The next bash command gets things running:
python ddpo.py --hf_user_access_token
The next table comprises key hyperparameters which can be directly correlated with positive results:
| Parameter | Description | Beneficial value for single GPU training (as of now) |
|---|---|---|
num_epochs |
The variety of epochs to coach for | 200 |
train_batch_size |
The batch size to make use of for training | 3 |
sample_batch_size |
The batch size to make use of for sampling | 6 |
gradient_accumulation_steps |
The variety of accelerator based gradient accumulation steps to make use of | 1 |
sample_num_steps |
The variety of steps to sample for | 50 |
sample_num_batches_per_epoch |
The variety of batches to sample per epoch | 4 |
per_prompt_stat_tracking |
Whether to trace stats per prompt. If false, benefits will likely be calculated using the mean and std of all the batch versus tracking per prompt | True |
per_prompt_stat_tracking_buffer_size |
The dimensions of the buffer to make use of for tracking stats per prompt | 32 |
mixed_precision |
Mixed precision training | True |
train_learning_rate |
Learning rate | 3e-4 |
The provided script is merely a place to begin. Be at liberty to regulate the hyperparameters and even overhaul the script to accommodate different objective functions. As an example, one could integrate a function that gauges JPEG compressibility or one which evaluates visual-text alignment using a multi-modal model, amongst other possibilities.
Lessons learned
- The outcomes appear to generalize over a wide selection of prompts despite the minimally sized training prompts size. This has been thoroughly verified for the target function that rewards aesthetics
- Attempts to attempt to explicitly generalize a minimum of for the aesthetic objective function by increasing the training prompt size and ranging the prompts appear to decelerate the convergence rate for barely noticeable learned general behavior if in any respect this exists
- While LoRA is really useful and is tried and tested multiple times, the non-LoRA is something to contemplate, amongst other reasons from empirical evidence, non-Lora does seem to provide relatively more intricate images than LoRA. Nevertheless, getting the best hyperparameters for a stable non-LoRA run is significantly tougher.

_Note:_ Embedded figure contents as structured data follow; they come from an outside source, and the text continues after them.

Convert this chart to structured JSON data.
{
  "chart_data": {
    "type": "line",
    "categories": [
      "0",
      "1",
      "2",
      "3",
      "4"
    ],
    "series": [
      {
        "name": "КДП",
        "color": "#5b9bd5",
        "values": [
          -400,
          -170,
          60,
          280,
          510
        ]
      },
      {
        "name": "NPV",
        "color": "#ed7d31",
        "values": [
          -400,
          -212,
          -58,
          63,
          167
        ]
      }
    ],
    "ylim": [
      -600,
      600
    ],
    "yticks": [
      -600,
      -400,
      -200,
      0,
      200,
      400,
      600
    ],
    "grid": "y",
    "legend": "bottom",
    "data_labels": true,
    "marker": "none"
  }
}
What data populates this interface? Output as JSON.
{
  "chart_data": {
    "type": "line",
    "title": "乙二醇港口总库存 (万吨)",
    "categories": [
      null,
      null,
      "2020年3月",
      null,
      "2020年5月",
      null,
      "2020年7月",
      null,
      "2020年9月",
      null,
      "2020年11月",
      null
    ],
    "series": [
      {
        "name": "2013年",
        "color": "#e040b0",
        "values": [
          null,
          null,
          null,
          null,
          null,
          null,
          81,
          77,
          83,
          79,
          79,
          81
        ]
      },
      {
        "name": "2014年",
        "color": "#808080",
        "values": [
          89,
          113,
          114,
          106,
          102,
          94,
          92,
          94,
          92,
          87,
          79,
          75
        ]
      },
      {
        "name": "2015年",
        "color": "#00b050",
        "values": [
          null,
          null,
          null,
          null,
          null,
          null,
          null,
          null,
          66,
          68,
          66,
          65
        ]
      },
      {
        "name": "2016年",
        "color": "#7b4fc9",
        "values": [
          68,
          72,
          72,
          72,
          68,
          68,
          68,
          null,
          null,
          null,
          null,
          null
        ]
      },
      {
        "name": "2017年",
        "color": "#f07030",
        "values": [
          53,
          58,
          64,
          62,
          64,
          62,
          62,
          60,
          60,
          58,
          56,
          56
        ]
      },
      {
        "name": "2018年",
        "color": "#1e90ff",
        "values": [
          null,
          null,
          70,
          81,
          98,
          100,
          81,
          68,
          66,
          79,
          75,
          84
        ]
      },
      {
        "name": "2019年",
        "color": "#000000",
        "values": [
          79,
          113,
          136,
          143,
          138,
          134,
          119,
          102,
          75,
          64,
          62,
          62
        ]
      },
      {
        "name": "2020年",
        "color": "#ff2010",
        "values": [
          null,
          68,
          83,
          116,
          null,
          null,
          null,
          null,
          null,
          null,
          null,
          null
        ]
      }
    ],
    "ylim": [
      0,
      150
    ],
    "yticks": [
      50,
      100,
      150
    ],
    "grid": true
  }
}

- Recommendations for the config parameters for non-Lora are: set the training rate relatively low, something around
1e-5should do the trick and setmixed_precisiontoNone
Results
The next are pre-finetuned (left) and post-finetuned (right) outputs for the prompts bear, heaven and dune (each row is for the outputs of a single prompt):
Limitations
- At once
trl‘s DDPOTrainer is restricted to finetuning vanilla SD models; - In our experiments we primarily focused on LoRA which works thoroughly. We did a number of experiments with full training which may lead to raised quality but finding the best hyperparameters is more difficult.
Conclusion
Diffusion models like Stable Diffusion, when fine-tuned using DDPO, can offer significant improvements in the standard of generated images as perceived by humans or another metric once properly conceptualized as an objective function
The computational efficiency of DDPO and its ability to optimize without counting on approximations, especially over earlier methods to attain the identical goal of fine-tuning diffusion models, make it an appropriate candidate for fine-tuning diffusion models like Stable Diffusion
trl library’s DDPOTrainer implements DDPO for finetuning SD models.
Our experimental findings underline the strength of DDPO in generalizing across a broad range of prompts, although attempts at explicit generalization through various prompts had mixed results. The problem of finding the best hyperparameters for non-LoRA setups also emerged as a crucial learning.
DDPO is a promising technique to align diffusion models with any reward function and we hope that with the discharge in TRL we will make it more accessible to the community!
Acknowledgements
Due to Chunte Lee for the thumbnail of this blog post.